Defending the action, Lynch said: “This latest round of strikes will show how important our members are to the running of this country and will send a clear message that we want a good deal on job security, pay and conditions for our people. This whole process has become a farce that only the new secretary of state can resolve.
“There is no good time to have a strike. We have left the Christmas period strike-free deliberately. We cannot leave this action to go cold. We have not been on strike for two months, we moved other dates to facilitate important public and national events.
“If we just leave it they will impose the changes. Network Rail have already issued a statutory redundancy notice for 3,000 jobs and they will impose that if we do not resist what they are doing and come to a compromise.”
Labour stressed the need for a deal, but backed workers’ right to campaign for a fair pay offer. The shadow home secretary, Yvette Cooper, told BBC Radio 4’s Today programme: “We recognise people have got a right to do everything they can to campaign for a fair pay deal, and they will continue to do so.
“And people have a right to withdraw their labour and to strike as part of that and we will always support people’s right to be able to do that, but ultimately we need a deal in place, and that is what we have been calling for.”

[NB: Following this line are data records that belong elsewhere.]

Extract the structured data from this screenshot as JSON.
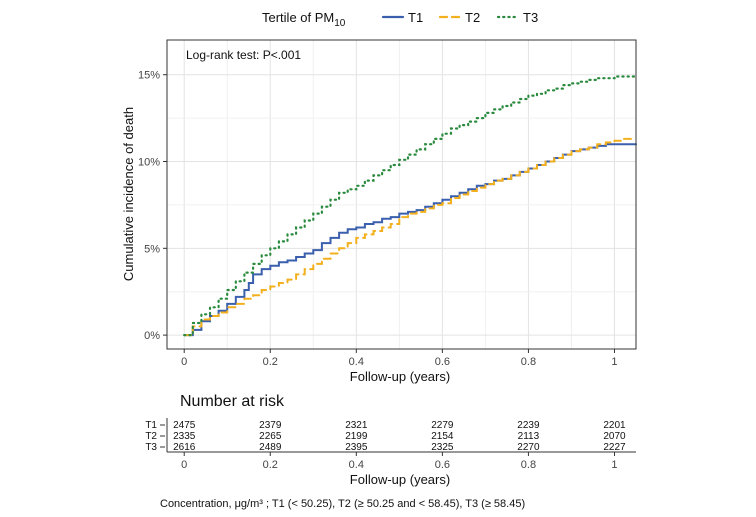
{
  "chart_data": {
    "type": "line",
    "legend": {
      "title_main": "Tertile of PM",
      "title_sub": "10",
      "placement": "top"
    },
    "annotation": "Log-rank test: P<.001",
    "xlabel": "Follow-up (years)",
    "ylabel": "Cumulative incidence of death",
    "xlim": [
      -0.04,
      1.05
    ],
    "ylim": [
      -0.008,
      0.17
    ],
    "x_ticks": [
      0,
      0.2,
      0.4,
      0.6,
      0.8,
      1
    ],
    "x_tick_labels": [
      "0",
      "0.2",
      "0.4",
      "0.6",
      "0.8",
      "1"
    ],
    "y_ticks": [
      0,
      0.05,
      0.1,
      0.15
    ],
    "y_tick_labels": [
      "0%",
      "5%",
      "10%",
      "15%"
    ],
    "grid": true,
    "series": [
      {
        "name": "T1",
        "color": "#3a5fad",
        "dash": "solid",
        "x": [
          0,
          0.02,
          0.04,
          0.06,
          0.08,
          0.1,
          0.12,
          0.14,
          0.15,
          0.16,
          0.18,
          0.2,
          0.22,
          0.24,
          0.26,
          0.28,
          0.3,
          0.32,
          0.34,
          0.36,
          0.38,
          0.4,
          0.42,
          0.44,
          0.46,
          0.48,
          0.5,
          0.52,
          0.54,
          0.56,
          0.58,
          0.6,
          0.62,
          0.64,
          0.66,
          0.68,
          0.7,
          0.72,
          0.74,
          0.76,
          0.78,
          0.8,
          0.82,
          0.84,
          0.86,
          0.88,
          0.9,
          0.92,
          0.94,
          0.96,
          0.98,
          1.0,
          1.05
        ],
        "y": [
          0,
          0.003,
          0.008,
          0.011,
          0.014,
          0.018,
          0.022,
          0.026,
          0.03,
          0.035,
          0.038,
          0.04,
          0.042,
          0.043,
          0.045,
          0.047,
          0.049,
          0.053,
          0.056,
          0.059,
          0.061,
          0.062,
          0.064,
          0.065,
          0.067,
          0.068,
          0.07,
          0.071,
          0.072,
          0.074,
          0.076,
          0.078,
          0.08,
          0.082,
          0.084,
          0.086,
          0.087,
          0.089,
          0.09,
          0.092,
          0.094,
          0.096,
          0.098,
          0.1,
          0.102,
          0.104,
          0.106,
          0.107,
          0.108,
          0.109,
          0.11,
          0.11,
          0.11
        ]
      },
      {
        "name": "T2",
        "color": "#f2b01e",
        "dash": "dashed",
        "x": [
          0,
          0.02,
          0.04,
          0.06,
          0.08,
          0.1,
          0.12,
          0.14,
          0.16,
          0.18,
          0.2,
          0.22,
          0.24,
          0.26,
          0.28,
          0.3,
          0.32,
          0.34,
          0.36,
          0.38,
          0.4,
          0.42,
          0.44,
          0.46,
          0.48,
          0.5,
          0.52,
          0.54,
          0.56,
          0.58,
          0.6,
          0.62,
          0.64,
          0.66,
          0.68,
          0.7,
          0.72,
          0.74,
          0.76,
          0.78,
          0.8,
          0.82,
          0.84,
          0.86,
          0.88,
          0.9,
          0.92,
          0.94,
          0.96,
          0.98,
          1.0,
          1.02,
          1.05
        ],
        "y": [
          0,
          0.005,
          0.009,
          0.011,
          0.013,
          0.016,
          0.018,
          0.021,
          0.023,
          0.026,
          0.028,
          0.03,
          0.032,
          0.035,
          0.038,
          0.041,
          0.044,
          0.047,
          0.05,
          0.053,
          0.056,
          0.058,
          0.06,
          0.062,
          0.064,
          0.068,
          0.07,
          0.071,
          0.073,
          0.075,
          0.076,
          0.079,
          0.081,
          0.083,
          0.085,
          0.087,
          0.089,
          0.09,
          0.092,
          0.094,
          0.096,
          0.098,
          0.1,
          0.102,
          0.104,
          0.106,
          0.107,
          0.108,
          0.11,
          0.111,
          0.112,
          0.113,
          0.113
        ]
      },
      {
        "name": "T3",
        "color": "#2a8a3e",
        "dash": "dotted",
        "x": [
          0,
          0.02,
          0.04,
          0.06,
          0.08,
          0.1,
          0.12,
          0.14,
          0.16,
          0.18,
          0.2,
          0.22,
          0.24,
          0.26,
          0.28,
          0.3,
          0.32,
          0.34,
          0.36,
          0.38,
          0.4,
          0.42,
          0.44,
          0.46,
          0.48,
          0.5,
          0.52,
          0.54,
          0.56,
          0.58,
          0.6,
          0.62,
          0.64,
          0.66,
          0.68,
          0.7,
          0.72,
          0.74,
          0.76,
          0.78,
          0.8,
          0.82,
          0.84,
          0.86,
          0.88,
          0.9,
          0.92,
          0.94,
          0.96,
          0.98,
          1.0,
          1.02,
          1.05
        ],
        "y": [
          0,
          0.007,
          0.012,
          0.016,
          0.021,
          0.026,
          0.031,
          0.036,
          0.041,
          0.046,
          0.05,
          0.054,
          0.058,
          0.062,
          0.066,
          0.07,
          0.074,
          0.078,
          0.082,
          0.084,
          0.086,
          0.089,
          0.092,
          0.095,
          0.098,
          0.101,
          0.104,
          0.107,
          0.11,
          0.113,
          0.116,
          0.119,
          0.121,
          0.123,
          0.125,
          0.128,
          0.13,
          0.132,
          0.134,
          0.136,
          0.138,
          0.139,
          0.141,
          0.142,
          0.144,
          0.145,
          0.146,
          0.147,
          0.148,
          0.148,
          0.149,
          0.149,
          0.149
        ]
      }
    ]
  },
  "risk_table": {
    "title": "Number at risk",
    "xlabel": "Follow-up (years)",
    "x_ticks": [
      "0",
      "0.2",
      "0.4",
      "0.6",
      "0.8",
      "1"
    ],
    "rows": [
      {
        "label": "T1",
        "color": "#3a5fad",
        "values": [
          "2475",
          "2379",
          "2321",
          "2279",
          "2239",
          "2201"
        ]
      },
      {
        "label": "T2",
        "color": "#f2b01e",
        "values": [
          "2335",
          "2265",
          "2199",
          "2154",
          "2113",
          "2070"
        ]
      },
      {
        "label": "T3",
        "color": "#2a8a3e",
        "values": [
          "2616",
          "2489",
          "2395",
          "2325",
          "2270",
          "2227"
        ]
      }
    ]
  },
  "footnote": "Concentration, μg/m³ ; T1 (< 50.25), T2 (≥ 50.25 and < 58.45), T3 (≥ 58.45)"
}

Tim Shoveller, Network Rail’s chief negotiator, said: “No one can deny the precarious financial hole in which the railway finds itself. Striking makes that hole bigger and the task of finding a resolution ever more difficult.
“Only through reform, that will not result in anyone losing their job, can savings be made that can then be converted into an improved offer. While progress has been made over these last two weeks, we still have yet to find that breakthrough.
“We will not give up and hope that the RMT will return to the table with a more realistic appreciation of the situation.”